Afrique : pourquoi les décisions des tribunaux des droits humains restent souvent lettre morte
Seules deux décisions sur les 104 rendues par la Cour africaine des droits de l'homme et des peuples ont été pleinement exécutées par les États concernés. Ce constat préoccupant était au cœur d'un atelier organisé récemment à Dakar, où magistrats, avocats, universitaires et défenseurs des droits humains de sept pays africains ont cherché des solutions pour combler le fossé entre les engagements internationaux et leur application concrète..

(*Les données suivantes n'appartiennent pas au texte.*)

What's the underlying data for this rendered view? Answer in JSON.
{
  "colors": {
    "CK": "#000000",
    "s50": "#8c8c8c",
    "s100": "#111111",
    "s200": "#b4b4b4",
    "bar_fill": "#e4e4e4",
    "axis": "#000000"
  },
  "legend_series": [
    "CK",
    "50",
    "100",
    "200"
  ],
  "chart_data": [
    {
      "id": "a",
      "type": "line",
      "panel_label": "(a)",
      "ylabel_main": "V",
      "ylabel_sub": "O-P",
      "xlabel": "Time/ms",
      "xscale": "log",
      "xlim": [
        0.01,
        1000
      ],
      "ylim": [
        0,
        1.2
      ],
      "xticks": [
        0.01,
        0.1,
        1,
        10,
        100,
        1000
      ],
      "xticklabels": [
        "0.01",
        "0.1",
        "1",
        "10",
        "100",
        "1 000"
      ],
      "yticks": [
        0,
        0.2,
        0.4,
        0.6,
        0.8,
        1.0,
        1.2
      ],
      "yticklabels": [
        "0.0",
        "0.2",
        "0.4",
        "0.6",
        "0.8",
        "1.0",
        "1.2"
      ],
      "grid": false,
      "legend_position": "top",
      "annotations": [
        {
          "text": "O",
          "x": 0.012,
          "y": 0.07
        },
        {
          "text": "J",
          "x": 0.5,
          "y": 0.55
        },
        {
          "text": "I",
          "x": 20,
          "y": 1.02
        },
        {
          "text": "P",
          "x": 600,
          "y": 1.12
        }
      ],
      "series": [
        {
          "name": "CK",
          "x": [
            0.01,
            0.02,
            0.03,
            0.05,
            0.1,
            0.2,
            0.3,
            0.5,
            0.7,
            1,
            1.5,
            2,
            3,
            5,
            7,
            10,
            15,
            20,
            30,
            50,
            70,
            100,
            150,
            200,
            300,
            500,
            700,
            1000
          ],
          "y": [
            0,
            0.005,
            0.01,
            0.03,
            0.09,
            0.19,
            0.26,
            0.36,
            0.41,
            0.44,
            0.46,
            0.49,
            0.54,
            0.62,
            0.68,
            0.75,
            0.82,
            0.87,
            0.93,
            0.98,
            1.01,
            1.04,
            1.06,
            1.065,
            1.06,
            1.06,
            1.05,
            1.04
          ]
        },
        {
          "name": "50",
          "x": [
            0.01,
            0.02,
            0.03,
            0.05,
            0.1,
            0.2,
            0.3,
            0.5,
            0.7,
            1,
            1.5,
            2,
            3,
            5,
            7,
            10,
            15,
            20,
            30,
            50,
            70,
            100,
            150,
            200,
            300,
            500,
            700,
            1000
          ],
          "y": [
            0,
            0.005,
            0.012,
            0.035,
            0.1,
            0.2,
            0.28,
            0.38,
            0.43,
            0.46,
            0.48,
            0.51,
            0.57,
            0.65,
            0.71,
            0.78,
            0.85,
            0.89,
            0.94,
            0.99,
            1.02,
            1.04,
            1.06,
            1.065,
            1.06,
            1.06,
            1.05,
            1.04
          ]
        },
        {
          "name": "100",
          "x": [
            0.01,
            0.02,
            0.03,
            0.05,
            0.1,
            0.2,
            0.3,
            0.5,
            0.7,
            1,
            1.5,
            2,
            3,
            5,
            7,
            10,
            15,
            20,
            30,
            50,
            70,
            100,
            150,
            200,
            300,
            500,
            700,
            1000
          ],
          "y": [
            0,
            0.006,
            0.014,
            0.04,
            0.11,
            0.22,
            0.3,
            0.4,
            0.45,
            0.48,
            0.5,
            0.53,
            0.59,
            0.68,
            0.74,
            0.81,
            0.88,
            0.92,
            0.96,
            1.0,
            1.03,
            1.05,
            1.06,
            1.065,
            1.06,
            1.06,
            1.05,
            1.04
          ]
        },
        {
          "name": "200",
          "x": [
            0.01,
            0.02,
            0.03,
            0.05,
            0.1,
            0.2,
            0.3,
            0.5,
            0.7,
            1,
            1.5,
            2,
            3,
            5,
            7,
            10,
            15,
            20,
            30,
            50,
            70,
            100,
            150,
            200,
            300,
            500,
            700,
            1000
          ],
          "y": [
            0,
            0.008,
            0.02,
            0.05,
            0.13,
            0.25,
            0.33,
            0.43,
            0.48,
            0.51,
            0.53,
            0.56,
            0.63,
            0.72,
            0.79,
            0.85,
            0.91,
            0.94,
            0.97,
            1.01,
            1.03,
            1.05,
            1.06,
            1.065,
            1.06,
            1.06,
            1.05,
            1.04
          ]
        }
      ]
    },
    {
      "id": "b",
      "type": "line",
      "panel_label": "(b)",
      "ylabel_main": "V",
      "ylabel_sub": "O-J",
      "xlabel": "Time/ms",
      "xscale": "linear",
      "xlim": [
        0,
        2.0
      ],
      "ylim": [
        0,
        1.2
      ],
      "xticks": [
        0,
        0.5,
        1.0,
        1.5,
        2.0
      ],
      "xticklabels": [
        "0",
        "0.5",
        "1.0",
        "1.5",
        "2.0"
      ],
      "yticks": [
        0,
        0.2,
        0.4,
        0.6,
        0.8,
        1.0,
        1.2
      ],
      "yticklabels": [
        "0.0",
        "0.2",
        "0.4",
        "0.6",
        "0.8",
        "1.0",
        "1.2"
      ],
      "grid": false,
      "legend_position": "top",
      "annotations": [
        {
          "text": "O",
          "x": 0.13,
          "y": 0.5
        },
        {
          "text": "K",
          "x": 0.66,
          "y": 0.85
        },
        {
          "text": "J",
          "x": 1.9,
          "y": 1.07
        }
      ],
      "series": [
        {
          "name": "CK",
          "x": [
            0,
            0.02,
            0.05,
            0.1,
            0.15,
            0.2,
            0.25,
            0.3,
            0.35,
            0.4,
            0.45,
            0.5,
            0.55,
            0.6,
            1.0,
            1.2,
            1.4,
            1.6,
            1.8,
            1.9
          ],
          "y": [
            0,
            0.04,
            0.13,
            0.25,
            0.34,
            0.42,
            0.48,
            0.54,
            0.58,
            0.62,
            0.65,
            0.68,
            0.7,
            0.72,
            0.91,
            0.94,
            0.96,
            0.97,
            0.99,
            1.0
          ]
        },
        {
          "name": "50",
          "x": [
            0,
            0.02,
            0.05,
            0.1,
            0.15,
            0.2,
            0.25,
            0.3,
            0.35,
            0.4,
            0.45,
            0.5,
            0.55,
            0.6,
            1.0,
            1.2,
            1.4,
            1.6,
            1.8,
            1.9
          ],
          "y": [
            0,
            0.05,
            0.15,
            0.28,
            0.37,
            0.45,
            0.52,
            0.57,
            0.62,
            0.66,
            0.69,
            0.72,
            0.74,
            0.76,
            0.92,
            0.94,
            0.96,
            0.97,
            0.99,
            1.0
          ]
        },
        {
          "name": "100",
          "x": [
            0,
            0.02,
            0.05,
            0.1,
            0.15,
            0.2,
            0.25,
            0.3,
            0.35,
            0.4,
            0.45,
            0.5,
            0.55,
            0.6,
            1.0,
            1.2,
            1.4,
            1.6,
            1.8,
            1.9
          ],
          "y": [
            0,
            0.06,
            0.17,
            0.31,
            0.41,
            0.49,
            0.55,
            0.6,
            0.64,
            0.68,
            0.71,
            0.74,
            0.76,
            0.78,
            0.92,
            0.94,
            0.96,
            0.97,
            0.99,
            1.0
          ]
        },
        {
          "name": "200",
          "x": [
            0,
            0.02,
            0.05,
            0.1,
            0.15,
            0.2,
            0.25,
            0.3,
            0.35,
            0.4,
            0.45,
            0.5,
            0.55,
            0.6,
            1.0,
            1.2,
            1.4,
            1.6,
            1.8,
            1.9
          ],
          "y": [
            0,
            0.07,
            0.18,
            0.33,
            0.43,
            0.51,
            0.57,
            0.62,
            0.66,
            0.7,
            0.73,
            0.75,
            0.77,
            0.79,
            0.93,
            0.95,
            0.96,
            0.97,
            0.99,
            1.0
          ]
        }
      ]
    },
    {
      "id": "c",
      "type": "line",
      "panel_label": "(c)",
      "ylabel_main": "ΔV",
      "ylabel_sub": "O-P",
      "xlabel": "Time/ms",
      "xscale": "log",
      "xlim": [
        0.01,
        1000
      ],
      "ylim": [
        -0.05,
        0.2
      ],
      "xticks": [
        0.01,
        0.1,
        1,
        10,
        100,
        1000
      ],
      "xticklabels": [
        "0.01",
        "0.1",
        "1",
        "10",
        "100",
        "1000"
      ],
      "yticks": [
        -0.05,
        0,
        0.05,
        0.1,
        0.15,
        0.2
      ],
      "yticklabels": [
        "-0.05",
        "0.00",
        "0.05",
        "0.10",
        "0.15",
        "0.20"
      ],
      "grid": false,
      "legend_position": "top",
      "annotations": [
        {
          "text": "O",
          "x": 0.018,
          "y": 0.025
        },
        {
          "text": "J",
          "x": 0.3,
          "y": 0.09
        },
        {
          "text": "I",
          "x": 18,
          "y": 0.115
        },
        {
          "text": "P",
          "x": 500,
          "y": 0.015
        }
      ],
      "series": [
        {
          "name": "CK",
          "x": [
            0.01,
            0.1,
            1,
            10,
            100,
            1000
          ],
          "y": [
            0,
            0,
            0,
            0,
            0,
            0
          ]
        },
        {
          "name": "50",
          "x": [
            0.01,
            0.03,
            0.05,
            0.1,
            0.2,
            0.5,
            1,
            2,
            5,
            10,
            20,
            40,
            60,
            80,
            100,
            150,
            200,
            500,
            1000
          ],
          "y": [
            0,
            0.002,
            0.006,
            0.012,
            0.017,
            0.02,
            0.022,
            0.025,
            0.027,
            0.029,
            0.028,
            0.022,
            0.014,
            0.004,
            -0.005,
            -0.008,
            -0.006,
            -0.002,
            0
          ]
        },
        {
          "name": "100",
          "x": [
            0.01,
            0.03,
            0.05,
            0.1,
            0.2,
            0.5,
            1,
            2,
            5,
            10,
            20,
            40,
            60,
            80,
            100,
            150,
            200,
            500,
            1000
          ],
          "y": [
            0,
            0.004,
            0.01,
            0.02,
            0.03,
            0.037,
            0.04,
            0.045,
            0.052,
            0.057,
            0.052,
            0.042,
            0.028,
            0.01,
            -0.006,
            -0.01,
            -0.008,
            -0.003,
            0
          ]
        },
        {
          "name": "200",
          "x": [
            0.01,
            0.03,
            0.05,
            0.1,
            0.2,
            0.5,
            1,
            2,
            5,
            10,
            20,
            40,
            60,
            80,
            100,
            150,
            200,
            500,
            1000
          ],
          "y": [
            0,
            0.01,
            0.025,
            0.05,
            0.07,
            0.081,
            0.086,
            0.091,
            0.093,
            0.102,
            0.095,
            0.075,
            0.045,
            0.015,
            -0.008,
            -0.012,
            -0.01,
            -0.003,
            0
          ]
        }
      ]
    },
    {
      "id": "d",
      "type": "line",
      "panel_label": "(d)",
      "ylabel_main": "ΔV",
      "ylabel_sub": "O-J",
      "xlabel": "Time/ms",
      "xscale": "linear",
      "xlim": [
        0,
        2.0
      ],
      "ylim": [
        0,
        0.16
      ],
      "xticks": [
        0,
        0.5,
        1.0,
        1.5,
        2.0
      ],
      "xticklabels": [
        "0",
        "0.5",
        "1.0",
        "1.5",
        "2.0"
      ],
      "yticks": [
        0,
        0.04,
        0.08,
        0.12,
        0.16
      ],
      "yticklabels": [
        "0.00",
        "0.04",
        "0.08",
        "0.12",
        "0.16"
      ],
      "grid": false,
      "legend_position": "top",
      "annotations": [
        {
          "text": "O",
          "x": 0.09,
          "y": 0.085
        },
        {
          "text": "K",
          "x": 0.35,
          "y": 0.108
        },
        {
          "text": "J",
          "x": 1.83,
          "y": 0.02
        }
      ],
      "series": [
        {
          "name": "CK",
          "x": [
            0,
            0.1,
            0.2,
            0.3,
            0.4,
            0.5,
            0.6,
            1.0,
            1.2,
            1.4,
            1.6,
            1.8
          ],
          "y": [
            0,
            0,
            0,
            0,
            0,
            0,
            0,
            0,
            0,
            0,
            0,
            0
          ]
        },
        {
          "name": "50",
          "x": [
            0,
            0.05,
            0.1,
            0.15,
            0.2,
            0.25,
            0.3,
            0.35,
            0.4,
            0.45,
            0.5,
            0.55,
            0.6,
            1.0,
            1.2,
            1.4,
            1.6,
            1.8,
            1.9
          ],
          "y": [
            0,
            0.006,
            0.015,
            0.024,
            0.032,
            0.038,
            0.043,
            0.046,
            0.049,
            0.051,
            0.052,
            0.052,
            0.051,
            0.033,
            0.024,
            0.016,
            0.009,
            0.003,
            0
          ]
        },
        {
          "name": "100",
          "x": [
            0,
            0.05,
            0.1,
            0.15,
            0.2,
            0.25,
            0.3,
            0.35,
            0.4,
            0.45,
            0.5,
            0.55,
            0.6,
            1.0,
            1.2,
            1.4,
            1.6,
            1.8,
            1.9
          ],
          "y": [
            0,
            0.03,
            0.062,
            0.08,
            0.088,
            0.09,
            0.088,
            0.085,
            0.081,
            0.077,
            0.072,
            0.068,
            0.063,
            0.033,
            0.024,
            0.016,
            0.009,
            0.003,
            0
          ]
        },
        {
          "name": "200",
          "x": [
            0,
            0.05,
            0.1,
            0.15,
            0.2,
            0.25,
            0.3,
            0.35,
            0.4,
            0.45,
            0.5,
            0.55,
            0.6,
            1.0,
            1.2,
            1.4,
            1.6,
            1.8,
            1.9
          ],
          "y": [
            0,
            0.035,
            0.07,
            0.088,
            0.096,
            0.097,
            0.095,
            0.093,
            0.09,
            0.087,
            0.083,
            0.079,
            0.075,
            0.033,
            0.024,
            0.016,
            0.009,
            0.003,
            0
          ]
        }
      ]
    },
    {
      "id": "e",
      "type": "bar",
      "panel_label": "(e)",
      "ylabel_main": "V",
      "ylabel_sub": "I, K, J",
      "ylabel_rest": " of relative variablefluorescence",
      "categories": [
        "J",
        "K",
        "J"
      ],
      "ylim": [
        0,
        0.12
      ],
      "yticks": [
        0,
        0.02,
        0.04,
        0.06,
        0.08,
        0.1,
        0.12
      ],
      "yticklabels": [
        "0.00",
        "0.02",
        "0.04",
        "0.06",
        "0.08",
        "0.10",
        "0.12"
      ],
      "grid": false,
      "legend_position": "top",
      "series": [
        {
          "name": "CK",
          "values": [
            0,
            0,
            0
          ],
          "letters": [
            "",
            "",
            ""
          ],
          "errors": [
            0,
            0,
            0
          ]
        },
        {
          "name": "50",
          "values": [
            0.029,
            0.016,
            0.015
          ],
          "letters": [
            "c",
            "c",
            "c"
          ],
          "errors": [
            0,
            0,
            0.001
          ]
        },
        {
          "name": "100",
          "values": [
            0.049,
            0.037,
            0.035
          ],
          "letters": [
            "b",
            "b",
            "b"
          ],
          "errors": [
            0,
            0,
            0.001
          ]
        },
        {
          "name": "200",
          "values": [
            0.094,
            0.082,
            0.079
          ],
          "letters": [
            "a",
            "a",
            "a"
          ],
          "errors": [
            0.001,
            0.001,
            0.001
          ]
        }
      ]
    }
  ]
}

En Afrique, les décisions rendues par la Cour africaine des droits de l’homme et des peuples, basée à Arusha en Tanzanie, ne sont que rarement appliquées par les États. Selon le rapport 2025 de cette cour, seulement 2 affaires sur 104 ont été entièrement exécutées, et 10 l’ont été partiellement. Cette cour est l’organe judiciaire de l’Union africaine chargé de veiller au respect de la Charte africaine des droits de l’homme et des peuples, un texte fondamental ratifié par de nombreux pays africains. Pourtant, malgré les arrêts rendus, les États peinent à les mettre en œuvre, ce qui remet en cause l’efficacité du système de protection des droits humains sur le continent. Me Moussa Sarr, Garde des Sceaux sénégalais, a qualifié cette résistance d’une « menace sérieuse pour la crédibilité de l’architecture internationale de protection des droits humains ».
Les participants à une rencontre organisée à Dakar en juillet 2026 ont souligné que la ratification des conventions internationales par les États africains ne garantit pas leur application concrète. Robert Kotchani, Représentant régional du Haut-Commissariat des Nations Unies aux droits de l’homme (HCDH) pour l’Afrique de l’Ouest, a rappelé que derrière chaque convention ou arrêt international, il y a des citoyens attendant justice. Pourtant, comme l’a noté la Professeure Amsatou Sow Sidibé, Présidente de la Commission nationale des droits de l’homme du Sénégal, « le fossé existant entre l’engagement conventionnel et la réalité de son application » reste un problème majeur. Elle a insisté sur le fait que les États doivent non seulement signer ces textes, mais aussi les rendre effectifs au niveau national. Le juge national est présenté comme le premier responsable de cette application, car il est « le premier juge du droit international ».
Les participants à l’atelier de Dakar ont mis en avant le rôle central des juridictions nationales dans l’application du droit international. Abibatou Babou Wade, Présidente de chambre à la Cour suprême du Sénégal, a expliqué que les juges nationaux et internationaux travaillent pour un même objectif : garantir l’effectivité des droits humains. Selon elle, la faible application des décisions internationales ne vient pas d’une opposition des magistrats, mais de difficultés structurelles comme le manque de formation des acteurs judiciaires ou l’insuffisance des mécanismes nationaux chargés d’exécuter les décisions. Elle a cité l’exemple du procès de l’ancien président tchadien Hissène Habré, où le Sénégal a créé des Chambres africaines extraordinaires pour appliquer une décision de la Cour internationale de Justice en 2012. Pour elle, appliquer une décision internationale « n’est pas un abaissement de la souveraineté, mais son expression la plus haute ».
Le Président de la Cour africaine des droits de l’homme et des peuples, le Professeur Blaise Tchikaya, a rappelé que cette juridiction, qui fête ses 20 ans en 2026, a rendu environ 400 décisions. Il a également souligné que le dépôt d’une requête peut se faire de manière très simple, par exemple via WhatsApp ou tout autre moyen technique reconnu. Cependant, l’accès direct à la Cour reste limité : seuls huit États africains permettent aux particuliers et aux organisations non gouvernementales de saisir directement la Cour. Le Sénégal n’en fait pas encore partie. Par ailleurs, le Président de la Commission africaine des droits de l’homme et des peuples, Idrissa Sow, a rappelé que tout citoyen d’un État ayant ratifié la Charte africaine peut déjà saisir directement cette Commission, notamment lorsque les recours internes sont épuisés ou anormalement longs.
Julien Ngane Ndour, Directeur des droits humains au ministère sénégalais de la Justice, a alerté sur les conséquences dramatiques du non-respect des décisions internationales. Selon lui, cela crée une « double victimisation » : une personne est d’abord victime d’une violation de ses droits, puis elle subit une seconde injustice si la décision qui la rétablit n’est pas appliquée. Ce phénomène aggrave la souffrance des plaignants et mine la confiance dans le système judiciaire. Les participants à l’atelier ont souligné que cette situation nécessite des solutions urgentes, notamment en renforçant les mécanismes nationaux d’exécution des décisions et en formant davantage les acteurs judiciaires.